Clause by clause examination of the Bill
9. Members noted that this clause sought to exclude the discretionary payments made under the proposed section 113(5A) from the calculation of the statutory compensation limit of $8 million so that the new per claimant compensation limit would be implemented in addition to the existing per broker compensation arrangement.
10. Members also noted that under section 118 of SO, SFC's subrogation right preceded the right of claimants in insolvency distribution under the liquidation proceedings and that clause 4 limited the amount of monies SFC recovered through subrogation of the claimants' rights for recycling (i.e. distributed to claimants) up to $8 million. Monies exceeding this limit would be returned to the Fund.
11. Mr Albert HO was of the view that for the sake of equity, the claimant and SFC should be accorded equal priority in insolvency distribution. Since the assets of a defaulting broker available for distribution in the liquidation process were always limited upon exhaustion of the subrogation right of SFC, there might be no more assets left for distribution to the claimants.
12. PAS/FS said that the proposed arrangement would ensure that the claimants would not receive from both the Fund and the liquidation process more than the amount that they were entitled to as monies recovered from liquidation through subrogation would be recycled and distributed equitably to meet any allowed claims which had not been fully met. This arrangement would also preserve the prerogative of the Fund over its resources. If the ceiling of monies for recycling was not prescribed, all recoveries might be exhausted and this might have serious implications on the financial position of the Fund.

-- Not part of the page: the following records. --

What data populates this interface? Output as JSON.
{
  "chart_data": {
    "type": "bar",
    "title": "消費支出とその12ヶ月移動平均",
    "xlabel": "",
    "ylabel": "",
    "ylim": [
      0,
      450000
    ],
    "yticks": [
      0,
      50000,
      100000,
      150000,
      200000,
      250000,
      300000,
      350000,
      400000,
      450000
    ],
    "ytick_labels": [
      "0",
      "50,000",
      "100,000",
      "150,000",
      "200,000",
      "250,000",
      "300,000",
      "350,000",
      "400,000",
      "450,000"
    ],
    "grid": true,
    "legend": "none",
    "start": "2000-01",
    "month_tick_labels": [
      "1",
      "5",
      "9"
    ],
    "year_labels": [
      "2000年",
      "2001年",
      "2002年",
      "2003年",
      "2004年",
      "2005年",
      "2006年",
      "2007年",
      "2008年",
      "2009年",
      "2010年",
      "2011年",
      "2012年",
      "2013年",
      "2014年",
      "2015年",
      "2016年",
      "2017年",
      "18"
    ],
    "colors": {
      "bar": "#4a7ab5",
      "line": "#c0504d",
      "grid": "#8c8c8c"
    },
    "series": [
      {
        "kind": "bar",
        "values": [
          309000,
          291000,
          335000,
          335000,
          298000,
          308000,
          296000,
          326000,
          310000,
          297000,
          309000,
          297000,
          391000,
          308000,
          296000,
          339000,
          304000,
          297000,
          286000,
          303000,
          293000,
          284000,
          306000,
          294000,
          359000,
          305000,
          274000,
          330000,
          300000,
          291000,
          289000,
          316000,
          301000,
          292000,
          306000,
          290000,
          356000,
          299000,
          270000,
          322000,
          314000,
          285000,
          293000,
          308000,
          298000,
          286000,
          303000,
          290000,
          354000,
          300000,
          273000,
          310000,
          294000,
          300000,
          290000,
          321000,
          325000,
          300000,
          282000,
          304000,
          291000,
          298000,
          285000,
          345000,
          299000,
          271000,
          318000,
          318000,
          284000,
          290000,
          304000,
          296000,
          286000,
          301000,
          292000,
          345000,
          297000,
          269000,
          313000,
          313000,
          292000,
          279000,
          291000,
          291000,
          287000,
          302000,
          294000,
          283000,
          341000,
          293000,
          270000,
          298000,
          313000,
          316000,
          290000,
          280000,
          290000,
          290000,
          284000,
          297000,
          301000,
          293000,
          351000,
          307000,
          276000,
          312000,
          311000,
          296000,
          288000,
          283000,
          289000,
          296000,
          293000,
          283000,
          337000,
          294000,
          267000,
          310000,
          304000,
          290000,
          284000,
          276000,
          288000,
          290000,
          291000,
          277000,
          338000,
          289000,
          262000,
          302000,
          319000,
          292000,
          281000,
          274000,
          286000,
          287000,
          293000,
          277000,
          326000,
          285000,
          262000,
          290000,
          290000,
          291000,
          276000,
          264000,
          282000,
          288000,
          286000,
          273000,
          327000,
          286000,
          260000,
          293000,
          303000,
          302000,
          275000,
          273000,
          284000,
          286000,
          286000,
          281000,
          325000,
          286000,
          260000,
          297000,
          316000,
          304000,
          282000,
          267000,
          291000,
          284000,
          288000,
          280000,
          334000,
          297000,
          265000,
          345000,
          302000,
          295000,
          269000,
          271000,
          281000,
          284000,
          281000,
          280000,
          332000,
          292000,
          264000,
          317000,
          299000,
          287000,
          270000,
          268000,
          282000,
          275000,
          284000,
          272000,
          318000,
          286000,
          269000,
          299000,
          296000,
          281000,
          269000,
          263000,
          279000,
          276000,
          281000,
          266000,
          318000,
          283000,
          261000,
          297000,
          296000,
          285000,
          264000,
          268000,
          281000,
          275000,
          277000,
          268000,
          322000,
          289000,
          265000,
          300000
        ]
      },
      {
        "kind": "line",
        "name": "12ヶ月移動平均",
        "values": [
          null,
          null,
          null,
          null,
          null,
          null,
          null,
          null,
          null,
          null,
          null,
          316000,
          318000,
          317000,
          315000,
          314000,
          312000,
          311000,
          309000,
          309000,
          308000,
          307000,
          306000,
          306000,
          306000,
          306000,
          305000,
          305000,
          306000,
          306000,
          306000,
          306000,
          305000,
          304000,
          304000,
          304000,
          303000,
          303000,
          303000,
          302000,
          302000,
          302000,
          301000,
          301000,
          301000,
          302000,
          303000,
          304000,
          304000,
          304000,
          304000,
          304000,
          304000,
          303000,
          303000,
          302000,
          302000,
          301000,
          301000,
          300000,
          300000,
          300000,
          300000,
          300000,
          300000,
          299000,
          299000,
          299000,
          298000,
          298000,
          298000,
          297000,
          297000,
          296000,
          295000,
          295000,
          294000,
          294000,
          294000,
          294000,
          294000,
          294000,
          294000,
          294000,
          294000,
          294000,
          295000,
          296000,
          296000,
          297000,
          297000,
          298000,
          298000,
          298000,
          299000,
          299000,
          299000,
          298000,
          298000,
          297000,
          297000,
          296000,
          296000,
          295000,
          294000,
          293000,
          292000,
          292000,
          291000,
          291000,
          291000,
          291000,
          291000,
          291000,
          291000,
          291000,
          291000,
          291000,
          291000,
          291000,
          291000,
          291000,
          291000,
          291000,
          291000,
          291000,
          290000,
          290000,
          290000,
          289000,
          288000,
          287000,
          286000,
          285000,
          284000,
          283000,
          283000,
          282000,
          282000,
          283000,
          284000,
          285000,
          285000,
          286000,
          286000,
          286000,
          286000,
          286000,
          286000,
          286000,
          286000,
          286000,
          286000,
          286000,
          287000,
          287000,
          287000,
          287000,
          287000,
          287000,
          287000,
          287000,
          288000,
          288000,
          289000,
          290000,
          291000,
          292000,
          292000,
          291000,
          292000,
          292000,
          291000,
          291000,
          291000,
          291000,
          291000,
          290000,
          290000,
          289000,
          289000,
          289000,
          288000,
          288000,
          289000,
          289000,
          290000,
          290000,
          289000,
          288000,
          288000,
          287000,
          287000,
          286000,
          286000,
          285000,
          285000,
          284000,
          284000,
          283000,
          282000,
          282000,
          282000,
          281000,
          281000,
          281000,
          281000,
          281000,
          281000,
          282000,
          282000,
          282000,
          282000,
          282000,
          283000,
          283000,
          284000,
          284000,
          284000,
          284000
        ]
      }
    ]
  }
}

13. In order to facilitate members in understanding the proposed compensation arrangement involving complicated issues, such as apportionment of the $8 million among claimants, the subrogation right and the multiple recycling processes of the monies recovered from liquidation, the Administration undertook to provide examples to illustrate the operation of the proposed arrangement.
(Post-meeting note : The information was conveyed to members vide Annex A of LC Paper No. CB(1)283/98-99(01).)
14. Members agreed to hold the next meeting on 7 October 1998, at 8:30 am, to continue discussion on the Bill.
III Any other business
15. There being no other business, the meeting ended at 10:30 am.